Yeah probably need to take another look at all the data structures that were changed and see if things are worth it. I remember that most of the structures I added fields to were large to begin with though..

(In reply to Jan de Mooij [:jandem] from comment #5)
> Also, if the motivation for this is purely performance, converting *all* of
> them seems suboptimal: 90% of them are probably not performance sensitive
> but explicitly passing the size does add some complexity.

In most cases, we get sized dealloc for "free" when the code knows the exact type that's being freed. For explicit js_free calls, I considered the complexity before converting, but there's probably some cases worth converting to js_free_unsized instead.
Attachment #8723167 - Attachment is obsolete: true
Just for testing purposes. Doing this right might require some attention to whether sdallocx has a prefix on the platform. Also not sure if this works with the way we use jemalloc on OSX..

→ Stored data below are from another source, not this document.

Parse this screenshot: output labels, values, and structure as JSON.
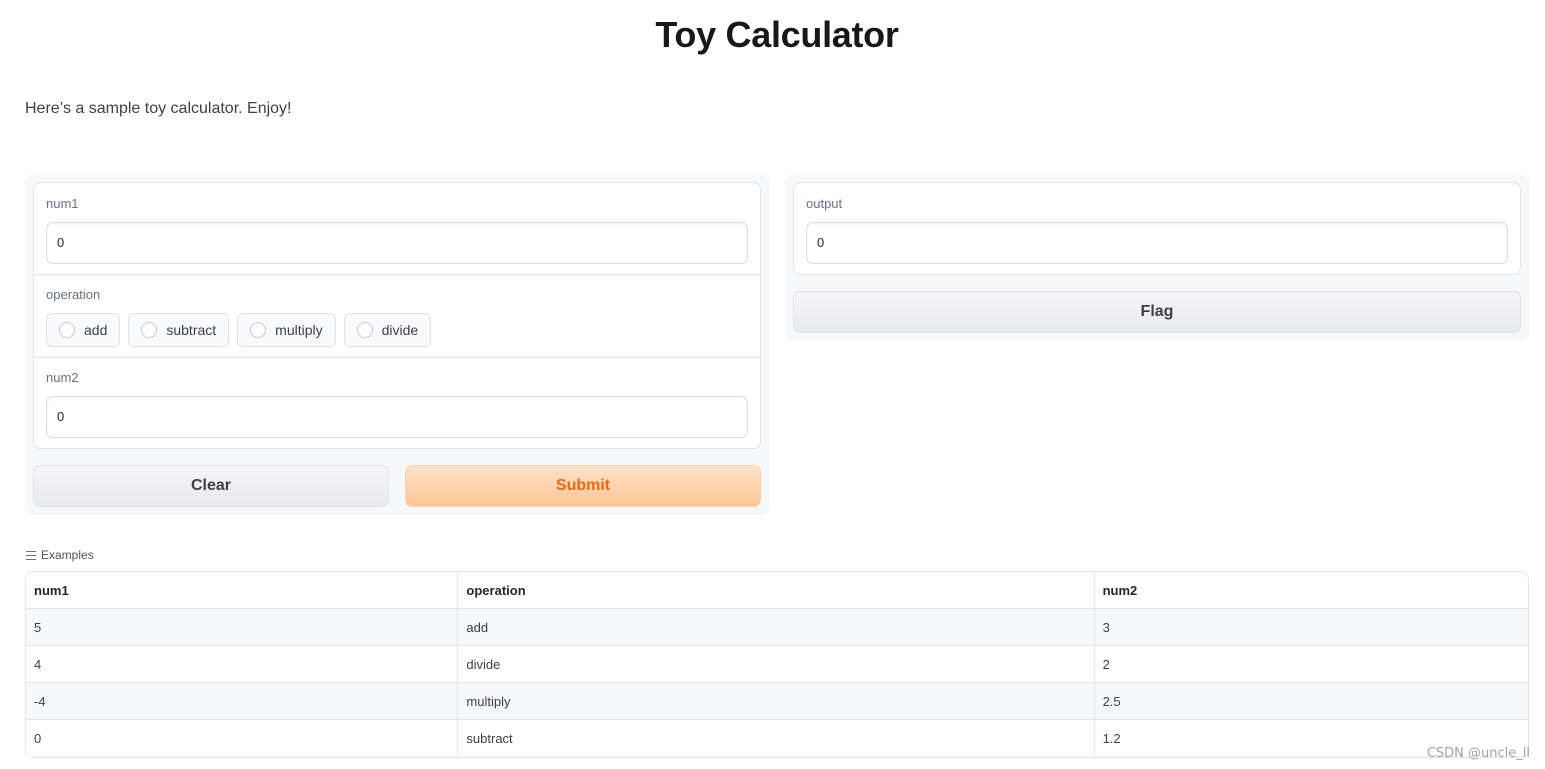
{
  "header": {
    "title": "Toy Calculator",
    "description": "Here’s a sample toy calculator. Enjoy!"
  },
  "inputs": {
    "num1": {
      "label": "num1",
      "value": "0"
    },
    "operation": {
      "label": "operation",
      "options": [
        "add",
        "subtract",
        "multiply",
        "divide"
      ]
    },
    "num2": {
      "label": "num2",
      "value": "0"
    }
  },
  "buttons": {
    "clear": "Clear",
    "submit": "Submit",
    "flag": "Flag"
  },
  "output": {
    "label": "output",
    "value": "0"
  },
  "examples": {
    "label": "Examples",
    "icon": "list-icon",
    "headers": [
      "num1",
      "operation",
      "num2"
    ],
    "rows": [
      [
        "5",
        "add",
        "3"
      ],
      [
        "4",
        "divide",
        "2"
      ],
      [
        "-4",
        "multiply",
        "2.5"
      ],
      [
        "0",
        "subtract",
        "1.2"
      ]
    ]
  },
  "watermark": "CSDN @uncle_ll",
  "colors": {
    "accent": "#ea6a0c",
    "primary_button": "#fdc597",
    "panel_bg": "#f7f8fa"
  }
}
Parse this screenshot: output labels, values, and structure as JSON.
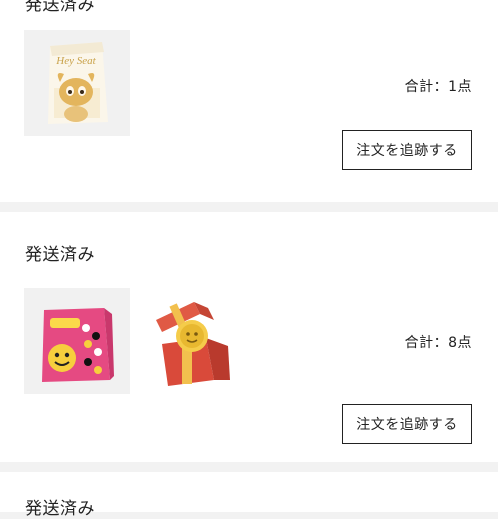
{
  "orders": [
    {
      "status": "発送済み",
      "total": "合計：1点",
      "track_label": "注文を追跡する",
      "box_text": "Hey Seat"
    },
    {
      "status": "発送済み",
      "total": "合計：8点",
      "track_label": "注文を追跡する"
    },
    {
      "status": "発送済み"
    }
  ]
}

https://github.com/jemalloc/jemalloc/commit/4cfe55166e0173be745c53adb0fecf50d11d1227 says that they have a debug assert for the correct size already in place and that they saw a 10% performance win on their micro benchmark.
I was thinking about verifying the correct size when sdallocx isn't hooked up. Things might break between landing support and turning it on. (which depends on enabling jemalloc 4)
FWIW, this would also be useful for an idea I'm working on to speed up allocation of small arrays by using the GC heap instead of jemalloc directly - though that idea still has some problems to work out, so it might not come to fruition.